Глава 7

Прошло воскресенье. Налетел ветер, и ледяной сырой туман окутал долину, добравшись до Блэкхилла. Окна в домах запотели. Эйлин развесила промокшую простыню и пижаму в саду, а предыдущие на стульях перед камином. Гей тут же решила, что это похоже на домик и ни угрозы, ни шлепки не могли заставить ее перестать носиться по комнате. Эйлин с досадой заметила, что ее спокойный тон нисколько не действует на Гей. Раздражение закипало в ней — пора кончить эти поблажки. Она и так позволила Гей есть на завтрак шоколадный пирог, копать кучу гравия во дворе кухонной ложкой, сделать отвратительный пирог из грязи в кастрюле. Все же благодаря «занятиям» Гей Эйлин удалось почитать книгу, хотя во время чтения ей приходилось все время прислушиваться в надежде угадать, какую еще кошмарную затею выкинет Гей.

Внезапно Эйлин увидела, что густой туман превратился в прозрачную пелену дождя, и заторопилась в сад, чтобы забрать дочку домой.

— Хочу еще поиграть!

— Тогда надень плащ и сапожки.

— Не хочу.

— Тогда ты не можешь идти играть.

— Хочу играть.

— Тогда надень плащ и сапожки.

Препирательства продолжались, пока не удалось-таки загнать Гей домой.

Эйлин начала чистить картошку для ленча, а Гей ползала у ее ног.

— Поиграй с конструктором.

— Нет.

— Нарисуй мне картинку.

— Нет.

— Тогда замолчи, — твердо сказала Эйлин.

— Обними меня.

Против этого Эйлин не могла устоять и, взяв это маленькое промокшее создание на руки, поцеловала его.

— Ах, Гей, ну почему ты так ужасно себя ведешь? Нам бы было так здорово здесь, если бы ты вела себя хорошо.

— Ужасно веду, — с удовлетворением повторила Гей.

Ленч явно не удался: картофель, говядина с кукурузой и горошком остались несъеденными.

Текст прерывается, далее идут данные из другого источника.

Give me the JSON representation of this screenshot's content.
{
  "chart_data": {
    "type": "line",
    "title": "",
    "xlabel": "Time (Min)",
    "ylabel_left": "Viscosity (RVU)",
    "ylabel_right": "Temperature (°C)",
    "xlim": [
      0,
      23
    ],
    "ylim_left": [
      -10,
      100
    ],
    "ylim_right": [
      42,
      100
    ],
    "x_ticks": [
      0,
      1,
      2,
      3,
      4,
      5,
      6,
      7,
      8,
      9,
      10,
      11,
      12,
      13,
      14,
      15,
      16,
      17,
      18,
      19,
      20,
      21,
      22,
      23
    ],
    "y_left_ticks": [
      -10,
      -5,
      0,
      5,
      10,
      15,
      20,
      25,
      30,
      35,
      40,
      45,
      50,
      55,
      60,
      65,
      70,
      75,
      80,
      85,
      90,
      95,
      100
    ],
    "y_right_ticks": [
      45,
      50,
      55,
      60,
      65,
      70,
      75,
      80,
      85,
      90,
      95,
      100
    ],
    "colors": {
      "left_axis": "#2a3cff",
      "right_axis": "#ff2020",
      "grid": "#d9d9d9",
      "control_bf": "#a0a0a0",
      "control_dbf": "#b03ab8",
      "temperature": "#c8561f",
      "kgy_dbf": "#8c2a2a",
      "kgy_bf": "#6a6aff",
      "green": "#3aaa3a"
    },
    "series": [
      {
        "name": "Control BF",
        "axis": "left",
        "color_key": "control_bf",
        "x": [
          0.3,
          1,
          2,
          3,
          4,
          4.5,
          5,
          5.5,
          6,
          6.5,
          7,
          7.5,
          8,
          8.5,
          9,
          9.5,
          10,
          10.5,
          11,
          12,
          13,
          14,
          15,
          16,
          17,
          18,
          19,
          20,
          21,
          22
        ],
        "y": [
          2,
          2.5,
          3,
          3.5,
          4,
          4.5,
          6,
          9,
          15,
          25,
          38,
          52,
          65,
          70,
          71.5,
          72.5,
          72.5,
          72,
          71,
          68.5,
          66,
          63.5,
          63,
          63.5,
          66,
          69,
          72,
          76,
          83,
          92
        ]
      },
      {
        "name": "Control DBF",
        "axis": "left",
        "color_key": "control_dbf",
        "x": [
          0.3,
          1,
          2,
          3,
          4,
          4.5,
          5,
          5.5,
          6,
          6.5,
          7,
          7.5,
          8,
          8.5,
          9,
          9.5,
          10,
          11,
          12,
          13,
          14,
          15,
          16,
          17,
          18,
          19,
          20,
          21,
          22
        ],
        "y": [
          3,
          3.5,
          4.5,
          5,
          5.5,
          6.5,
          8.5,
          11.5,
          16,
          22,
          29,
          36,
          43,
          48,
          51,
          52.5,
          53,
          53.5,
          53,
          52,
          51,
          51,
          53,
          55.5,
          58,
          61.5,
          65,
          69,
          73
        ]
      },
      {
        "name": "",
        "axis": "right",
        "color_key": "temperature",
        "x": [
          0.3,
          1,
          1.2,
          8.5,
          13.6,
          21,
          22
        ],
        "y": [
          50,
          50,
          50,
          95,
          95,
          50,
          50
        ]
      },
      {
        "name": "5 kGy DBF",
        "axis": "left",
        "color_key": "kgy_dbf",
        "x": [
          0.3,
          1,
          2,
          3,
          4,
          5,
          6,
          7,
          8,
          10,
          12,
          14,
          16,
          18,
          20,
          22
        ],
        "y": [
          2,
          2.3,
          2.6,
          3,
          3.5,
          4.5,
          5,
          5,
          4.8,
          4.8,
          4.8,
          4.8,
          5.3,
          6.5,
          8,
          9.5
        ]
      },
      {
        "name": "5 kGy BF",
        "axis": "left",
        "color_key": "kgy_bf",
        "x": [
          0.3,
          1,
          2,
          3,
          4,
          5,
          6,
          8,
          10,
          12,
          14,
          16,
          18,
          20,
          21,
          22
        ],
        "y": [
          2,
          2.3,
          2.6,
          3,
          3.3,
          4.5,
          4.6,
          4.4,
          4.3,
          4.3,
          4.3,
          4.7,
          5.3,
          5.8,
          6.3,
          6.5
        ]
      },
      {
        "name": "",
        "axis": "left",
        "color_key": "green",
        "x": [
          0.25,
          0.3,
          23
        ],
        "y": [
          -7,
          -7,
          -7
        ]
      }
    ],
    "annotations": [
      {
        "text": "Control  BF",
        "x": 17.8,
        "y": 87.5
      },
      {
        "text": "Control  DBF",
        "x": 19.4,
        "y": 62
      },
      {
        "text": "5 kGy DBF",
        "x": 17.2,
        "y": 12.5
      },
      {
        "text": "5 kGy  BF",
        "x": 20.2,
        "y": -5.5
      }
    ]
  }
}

Может, Гей не привыкла к консервам, а может, не ела назло. Эйлин дала ей яблоко, но Гей бросила его на пол, требуя конфет. Теряя силы, Эйлин дала ей последний кулек с конфетами, запихнула девочку в постель, а сама рухнула на софу и тут же уснула.

Через полчаса Эйлин, вздрогнув, проснулась. Где она? Что случилось? — Успокойся, успокойся, — сказала она себе, — Гей спит. Хорошо, что дочка заснула до чая, быть может, она проголодается и съест яйцо. Эйлин потянулась и зевнула, положила в камин полено и решила выпить чашечку кофе. Нет, сначала она заглянет к Гей, чтобы убедиться, что она еще спит и не занята каким-нибудь кошмарным делом.

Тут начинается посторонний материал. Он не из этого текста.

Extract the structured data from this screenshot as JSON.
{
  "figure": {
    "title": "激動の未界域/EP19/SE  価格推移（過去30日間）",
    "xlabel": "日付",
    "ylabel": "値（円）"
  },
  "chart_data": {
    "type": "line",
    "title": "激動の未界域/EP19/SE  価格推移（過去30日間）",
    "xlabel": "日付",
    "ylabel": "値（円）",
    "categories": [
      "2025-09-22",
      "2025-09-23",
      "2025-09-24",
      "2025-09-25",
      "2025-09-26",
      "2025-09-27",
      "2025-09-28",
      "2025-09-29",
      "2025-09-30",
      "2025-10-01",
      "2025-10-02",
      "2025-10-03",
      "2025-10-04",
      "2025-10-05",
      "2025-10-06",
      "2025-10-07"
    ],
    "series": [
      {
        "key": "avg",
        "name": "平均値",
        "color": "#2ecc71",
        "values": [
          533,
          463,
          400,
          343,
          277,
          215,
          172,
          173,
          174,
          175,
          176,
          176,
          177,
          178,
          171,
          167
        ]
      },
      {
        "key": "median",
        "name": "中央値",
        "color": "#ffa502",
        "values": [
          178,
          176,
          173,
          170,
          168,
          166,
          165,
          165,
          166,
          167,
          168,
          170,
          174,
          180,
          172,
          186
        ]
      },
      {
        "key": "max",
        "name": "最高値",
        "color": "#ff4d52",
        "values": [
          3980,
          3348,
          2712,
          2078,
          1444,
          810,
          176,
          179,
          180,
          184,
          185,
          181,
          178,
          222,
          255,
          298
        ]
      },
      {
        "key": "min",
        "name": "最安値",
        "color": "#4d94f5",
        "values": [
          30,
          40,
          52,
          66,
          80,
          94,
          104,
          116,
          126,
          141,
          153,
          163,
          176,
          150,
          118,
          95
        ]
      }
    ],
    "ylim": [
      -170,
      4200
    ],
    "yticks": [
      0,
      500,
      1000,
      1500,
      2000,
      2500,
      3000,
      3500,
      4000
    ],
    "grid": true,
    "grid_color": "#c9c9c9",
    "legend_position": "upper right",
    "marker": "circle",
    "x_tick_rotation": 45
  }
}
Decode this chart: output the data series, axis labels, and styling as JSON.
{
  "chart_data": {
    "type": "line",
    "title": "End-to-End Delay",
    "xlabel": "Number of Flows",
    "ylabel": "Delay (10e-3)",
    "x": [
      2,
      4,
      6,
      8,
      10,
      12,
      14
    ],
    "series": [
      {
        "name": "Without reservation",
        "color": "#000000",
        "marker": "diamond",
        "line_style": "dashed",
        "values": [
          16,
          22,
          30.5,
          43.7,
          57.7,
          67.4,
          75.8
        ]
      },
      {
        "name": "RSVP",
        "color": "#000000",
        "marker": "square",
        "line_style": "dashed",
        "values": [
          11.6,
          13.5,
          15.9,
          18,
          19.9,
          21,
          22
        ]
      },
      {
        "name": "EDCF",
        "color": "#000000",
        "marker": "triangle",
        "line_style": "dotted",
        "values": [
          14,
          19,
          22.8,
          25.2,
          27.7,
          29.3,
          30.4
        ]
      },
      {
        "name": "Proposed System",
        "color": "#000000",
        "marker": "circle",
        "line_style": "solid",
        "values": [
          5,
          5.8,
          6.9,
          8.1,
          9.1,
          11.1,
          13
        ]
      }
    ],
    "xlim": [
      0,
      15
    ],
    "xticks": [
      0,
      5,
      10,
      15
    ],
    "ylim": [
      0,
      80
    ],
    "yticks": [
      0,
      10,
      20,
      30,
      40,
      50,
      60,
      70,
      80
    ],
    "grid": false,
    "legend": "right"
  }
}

К своему ужасу Эйлин обнаружила, что входная дверь и дверь спальни открыты, а бросившись в спальню Гей, увидела, что кровать, на которой повсюду валяются (рантики от конфет, пуста.

Охваченная паникой, она выбежала на дорогу, крича: «Гей! Гей! Где ты? Сейчас же иди сюда!» Но дочь ее не подавала признаков жизни. Может быть, ее задавила машина? Или похитили? Эйлин в ужасе побежала вверх по дороге, сердце ее неистово билось, грудь теснилась от рыданий. Она ожидала увидеть машину скорой помощи, маленькую окровавленную фигурку, но не было ничего, кроме тишины и монотонного шума падающего дождя.

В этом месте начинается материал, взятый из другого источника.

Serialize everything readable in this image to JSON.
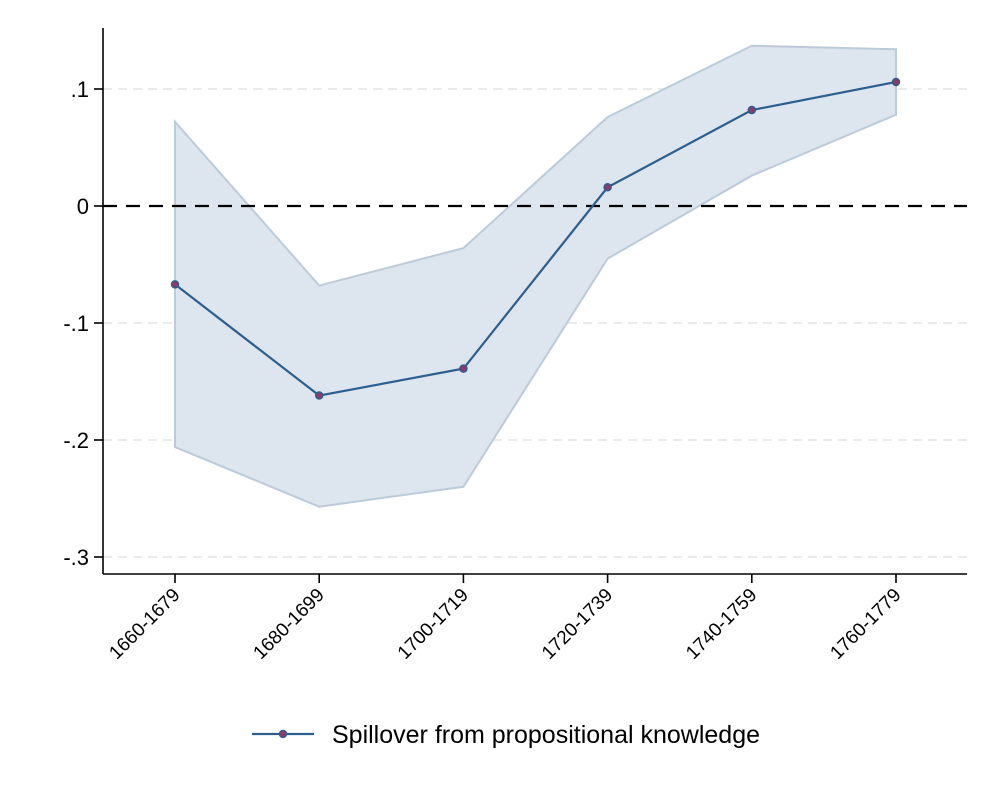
{
  "chart_data": {
    "type": "line",
    "categories": [
      "1660-1679",
      "1680-1699",
      "1700-1719",
      "1720-1739",
      "1740-1759",
      "1760-1779"
    ],
    "series": [
      {
        "name": "Spillover from propositional knowledge",
        "values": [
          -0.067,
          -0.162,
          -0.139,
          0.016,
          0.082,
          0.106
        ],
        "ci_upper": [
          0.072,
          -0.068,
          -0.036,
          0.076,
          0.137,
          0.134
        ],
        "ci_lower": [
          -0.206,
          -0.257,
          -0.24,
          -0.045,
          0.026,
          0.078
        ]
      }
    ],
    "yticks": [
      0.1,
      0,
      -0.1,
      -0.2,
      -0.3
    ],
    "ytick_labels": [
      ".1",
      "0",
      "-.1",
      "-.2",
      "-.3"
    ],
    "ylim": [
      -0.315,
      0.152
    ],
    "reference_line": 0,
    "grid": true,
    "legend_position": "bottom",
    "colors": {
      "line": "#2c5f8e",
      "marker_fill": "#8a3a6b",
      "ci_fill": "#dde5ee",
      "ci_edge": "#bccbd9",
      "grid": "#e4e4e4",
      "axis": "#000000",
      "reference": "#000000"
    }
  }
}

Она побежала по направлению к дому. Быть может, Гей вскарабкалась на каменную стену, ведущую к Блэкхиллу, упала, сломала ногу и потерялась в тумане. Эйлин решила поднять соседей, чтобы те организовали поисковую группу. Быть может, у кого-нибудь здесь есть телефон.

Тут рядом с кучей гравия, на дороге, ведущей вниз с холма, она заметила дочь, копошащуюся в траве. Темные волосы девочки поливал дождь, а одета она была лишь в нижнюю юбку и штанишки.

— Гей! — с бешенством и облегчением заорала Эйлин, подбегая к ней.

— Ты ужасная, ужасная девчонка! Как ты могла? Ты же вся мокрая и замерзшая. — О, Гей!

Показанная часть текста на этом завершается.